In the mid-2000’s, the housing market hit the shitter.  I think we all know that, right?  Well, that’s when I lost my job.  As soon as I entered the industry, within months, it all went to hell.  And we all attribute our unrealistic expectations of economic success to our fiscal demise.  We aren’t stupid.  We may have been then, but we have knowledge and experience now.  We know what happened to the market 8 years ago.  And when I thought, 8 years ago, that I had lost everything, that’s when I began to dream again.  

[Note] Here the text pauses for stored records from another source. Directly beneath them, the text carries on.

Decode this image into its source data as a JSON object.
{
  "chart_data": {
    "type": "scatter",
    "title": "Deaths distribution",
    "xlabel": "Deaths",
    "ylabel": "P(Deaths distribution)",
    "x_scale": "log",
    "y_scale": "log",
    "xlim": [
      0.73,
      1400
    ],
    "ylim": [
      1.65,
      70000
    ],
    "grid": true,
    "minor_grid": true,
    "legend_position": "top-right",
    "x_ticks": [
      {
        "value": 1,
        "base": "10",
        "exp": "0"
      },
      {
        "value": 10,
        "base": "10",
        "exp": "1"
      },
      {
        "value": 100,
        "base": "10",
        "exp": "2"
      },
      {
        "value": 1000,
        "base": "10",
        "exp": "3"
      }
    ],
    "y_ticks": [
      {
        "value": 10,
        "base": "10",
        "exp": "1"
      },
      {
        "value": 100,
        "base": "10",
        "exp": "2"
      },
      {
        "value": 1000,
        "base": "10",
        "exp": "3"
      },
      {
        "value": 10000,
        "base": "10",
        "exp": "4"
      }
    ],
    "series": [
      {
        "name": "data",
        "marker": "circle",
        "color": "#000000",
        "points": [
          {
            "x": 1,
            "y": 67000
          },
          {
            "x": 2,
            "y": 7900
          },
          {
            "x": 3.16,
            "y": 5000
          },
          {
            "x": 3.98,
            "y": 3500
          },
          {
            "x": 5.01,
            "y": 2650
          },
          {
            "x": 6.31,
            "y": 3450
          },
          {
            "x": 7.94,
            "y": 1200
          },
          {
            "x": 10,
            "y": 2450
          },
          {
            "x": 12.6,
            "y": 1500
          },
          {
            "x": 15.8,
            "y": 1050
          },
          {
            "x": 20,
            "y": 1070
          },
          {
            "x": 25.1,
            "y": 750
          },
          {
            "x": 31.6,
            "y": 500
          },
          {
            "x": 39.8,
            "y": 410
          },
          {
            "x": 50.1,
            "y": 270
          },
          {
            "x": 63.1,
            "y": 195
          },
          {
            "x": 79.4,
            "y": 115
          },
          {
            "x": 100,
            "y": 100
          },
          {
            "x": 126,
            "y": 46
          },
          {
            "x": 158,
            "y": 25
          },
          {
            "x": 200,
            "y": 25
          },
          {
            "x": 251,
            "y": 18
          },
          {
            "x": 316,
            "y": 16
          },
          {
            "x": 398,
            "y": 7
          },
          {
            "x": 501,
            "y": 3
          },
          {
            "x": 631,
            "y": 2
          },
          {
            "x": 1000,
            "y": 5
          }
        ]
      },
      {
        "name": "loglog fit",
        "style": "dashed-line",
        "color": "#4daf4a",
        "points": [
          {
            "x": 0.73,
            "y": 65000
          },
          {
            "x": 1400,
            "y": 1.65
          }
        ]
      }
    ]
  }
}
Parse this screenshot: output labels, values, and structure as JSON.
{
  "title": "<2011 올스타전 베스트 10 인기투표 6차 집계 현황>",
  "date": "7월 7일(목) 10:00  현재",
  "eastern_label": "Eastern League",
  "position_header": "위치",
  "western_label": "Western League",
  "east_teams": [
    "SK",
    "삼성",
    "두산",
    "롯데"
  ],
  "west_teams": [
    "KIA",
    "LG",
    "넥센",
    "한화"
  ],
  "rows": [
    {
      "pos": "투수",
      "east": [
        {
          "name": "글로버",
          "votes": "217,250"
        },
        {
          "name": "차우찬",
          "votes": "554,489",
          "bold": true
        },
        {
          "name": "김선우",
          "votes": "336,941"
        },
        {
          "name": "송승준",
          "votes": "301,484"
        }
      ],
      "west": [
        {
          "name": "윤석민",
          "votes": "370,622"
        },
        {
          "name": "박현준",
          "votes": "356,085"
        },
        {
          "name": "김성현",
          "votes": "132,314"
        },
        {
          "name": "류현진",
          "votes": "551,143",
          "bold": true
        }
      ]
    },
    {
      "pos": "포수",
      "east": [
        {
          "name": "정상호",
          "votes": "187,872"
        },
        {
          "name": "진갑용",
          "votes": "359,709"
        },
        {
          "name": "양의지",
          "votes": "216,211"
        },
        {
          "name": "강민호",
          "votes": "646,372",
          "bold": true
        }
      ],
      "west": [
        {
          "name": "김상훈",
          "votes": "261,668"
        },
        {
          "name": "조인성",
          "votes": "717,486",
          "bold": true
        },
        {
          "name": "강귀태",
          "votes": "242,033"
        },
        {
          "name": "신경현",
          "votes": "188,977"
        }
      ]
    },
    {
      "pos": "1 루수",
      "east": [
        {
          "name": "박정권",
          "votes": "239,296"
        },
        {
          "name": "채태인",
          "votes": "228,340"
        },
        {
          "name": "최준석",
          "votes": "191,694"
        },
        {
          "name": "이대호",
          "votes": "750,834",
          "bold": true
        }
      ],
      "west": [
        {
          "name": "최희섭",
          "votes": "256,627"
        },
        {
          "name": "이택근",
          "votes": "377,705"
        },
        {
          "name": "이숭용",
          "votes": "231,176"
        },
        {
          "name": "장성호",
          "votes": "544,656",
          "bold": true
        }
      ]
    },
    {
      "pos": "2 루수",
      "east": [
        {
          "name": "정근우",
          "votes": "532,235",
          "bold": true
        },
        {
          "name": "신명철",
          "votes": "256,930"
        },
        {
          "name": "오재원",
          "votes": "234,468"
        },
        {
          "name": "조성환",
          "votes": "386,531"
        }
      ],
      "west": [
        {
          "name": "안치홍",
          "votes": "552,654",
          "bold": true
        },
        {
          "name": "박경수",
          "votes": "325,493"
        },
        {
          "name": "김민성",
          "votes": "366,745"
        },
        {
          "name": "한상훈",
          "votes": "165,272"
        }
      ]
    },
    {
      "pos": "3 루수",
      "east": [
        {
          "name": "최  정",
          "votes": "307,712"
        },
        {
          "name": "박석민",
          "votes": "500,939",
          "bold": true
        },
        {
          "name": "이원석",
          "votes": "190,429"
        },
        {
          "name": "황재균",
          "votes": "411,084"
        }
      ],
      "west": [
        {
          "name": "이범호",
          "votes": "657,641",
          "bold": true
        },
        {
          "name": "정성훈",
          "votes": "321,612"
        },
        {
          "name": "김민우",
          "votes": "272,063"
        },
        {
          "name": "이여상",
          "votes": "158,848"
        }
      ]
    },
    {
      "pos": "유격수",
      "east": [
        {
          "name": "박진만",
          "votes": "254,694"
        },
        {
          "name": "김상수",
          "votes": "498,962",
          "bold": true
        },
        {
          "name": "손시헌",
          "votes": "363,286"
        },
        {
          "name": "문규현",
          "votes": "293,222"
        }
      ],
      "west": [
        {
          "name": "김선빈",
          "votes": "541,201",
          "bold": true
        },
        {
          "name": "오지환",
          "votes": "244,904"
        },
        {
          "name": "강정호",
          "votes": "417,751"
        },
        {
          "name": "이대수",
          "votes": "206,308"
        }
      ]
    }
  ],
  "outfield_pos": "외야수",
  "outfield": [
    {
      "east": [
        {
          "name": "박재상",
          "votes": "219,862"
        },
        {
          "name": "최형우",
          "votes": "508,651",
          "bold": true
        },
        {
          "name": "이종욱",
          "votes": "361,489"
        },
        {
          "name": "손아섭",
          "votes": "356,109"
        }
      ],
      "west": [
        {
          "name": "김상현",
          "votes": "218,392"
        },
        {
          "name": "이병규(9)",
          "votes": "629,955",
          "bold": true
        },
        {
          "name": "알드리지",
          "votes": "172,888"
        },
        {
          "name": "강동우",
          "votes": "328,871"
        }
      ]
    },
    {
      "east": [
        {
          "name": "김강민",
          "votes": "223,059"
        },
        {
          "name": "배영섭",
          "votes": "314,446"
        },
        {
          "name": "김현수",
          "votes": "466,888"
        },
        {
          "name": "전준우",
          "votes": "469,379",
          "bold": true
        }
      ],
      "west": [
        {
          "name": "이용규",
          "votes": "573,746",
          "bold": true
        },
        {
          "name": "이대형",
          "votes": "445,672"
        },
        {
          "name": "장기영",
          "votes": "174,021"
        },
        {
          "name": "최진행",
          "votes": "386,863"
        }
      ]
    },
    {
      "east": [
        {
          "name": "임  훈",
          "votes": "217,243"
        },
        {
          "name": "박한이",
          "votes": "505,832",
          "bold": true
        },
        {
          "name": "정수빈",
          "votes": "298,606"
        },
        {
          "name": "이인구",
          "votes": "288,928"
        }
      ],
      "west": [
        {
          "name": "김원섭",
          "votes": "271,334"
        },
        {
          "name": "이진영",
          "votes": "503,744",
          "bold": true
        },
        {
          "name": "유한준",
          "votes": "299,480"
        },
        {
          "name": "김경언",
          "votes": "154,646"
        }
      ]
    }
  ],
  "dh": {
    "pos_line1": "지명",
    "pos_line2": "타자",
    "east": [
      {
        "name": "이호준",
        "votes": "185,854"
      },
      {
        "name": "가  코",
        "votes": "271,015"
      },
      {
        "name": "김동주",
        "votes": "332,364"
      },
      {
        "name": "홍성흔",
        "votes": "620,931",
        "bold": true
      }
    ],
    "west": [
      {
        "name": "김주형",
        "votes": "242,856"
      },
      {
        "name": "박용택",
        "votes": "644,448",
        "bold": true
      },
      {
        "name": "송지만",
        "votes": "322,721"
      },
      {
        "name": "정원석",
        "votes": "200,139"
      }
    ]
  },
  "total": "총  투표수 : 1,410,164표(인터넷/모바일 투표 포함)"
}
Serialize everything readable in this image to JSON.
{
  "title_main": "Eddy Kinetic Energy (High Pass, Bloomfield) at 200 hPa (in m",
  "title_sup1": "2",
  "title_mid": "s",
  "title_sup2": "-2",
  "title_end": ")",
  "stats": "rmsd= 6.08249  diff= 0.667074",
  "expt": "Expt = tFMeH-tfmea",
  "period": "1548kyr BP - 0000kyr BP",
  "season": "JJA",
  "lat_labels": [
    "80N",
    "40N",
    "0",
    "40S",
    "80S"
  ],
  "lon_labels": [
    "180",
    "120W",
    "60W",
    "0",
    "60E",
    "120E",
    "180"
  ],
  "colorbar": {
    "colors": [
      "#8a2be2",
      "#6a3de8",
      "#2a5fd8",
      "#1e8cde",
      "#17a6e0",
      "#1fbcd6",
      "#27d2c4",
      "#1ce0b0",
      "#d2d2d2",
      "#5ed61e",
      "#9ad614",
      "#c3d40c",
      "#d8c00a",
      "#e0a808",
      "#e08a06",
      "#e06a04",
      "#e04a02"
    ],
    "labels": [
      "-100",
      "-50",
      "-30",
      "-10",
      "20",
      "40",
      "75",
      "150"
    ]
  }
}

When I lost the Marquis lifestyle, I realized that there might be something else out there.  Maybe it was my time.  My time to do something different.  So I looked at other opportunities.  I looked to re-evaluate my dreams.  I looked at where I could find purpose.  And I decided that living a life of simplicity on a south pacific isle was my destiny.  Apparently, it was not. 

Destiny

I like to talk about destiny.  A lot.  I like to say “everything happens for a reason.”  It makes me feel better about how I live my life.  I tell myself that the reason I don’t live in a bungalow on a South Pacific island is because the universe has other plans for me.  It’s easy and it helps me drive west, every morning, instead of to south to the airport.  It’s my destiny.  I guess.  But it also gives me the freedom to fantasize.  It gives me the opportunity to forget about what is real.  When I think about the bungalow on the North Shore, I don’t have to think about giving up on my ambitions or getting myself to work on time or brushing my kid’s hair in the morning.  I don’t have to think about the emotional price I have to pay for forfeiting my dreams or the lump in my breast or the $12 l have in the bank until Monday.  I only think about walking around barefoot in the yard and picking mangos and wading in the river with a child who deserves to be a child. 

But that wasn’t my destiny.  If it was, I would have made it so.  My destiny is uncut grass and late dinners and no health insurance and old cars.  It’s a destiny I chose for myself.  And even though it sounds like I am complaining, I wouldn’t change it for anything.  Because chaos and imperfection, are often, where I find my inner peas.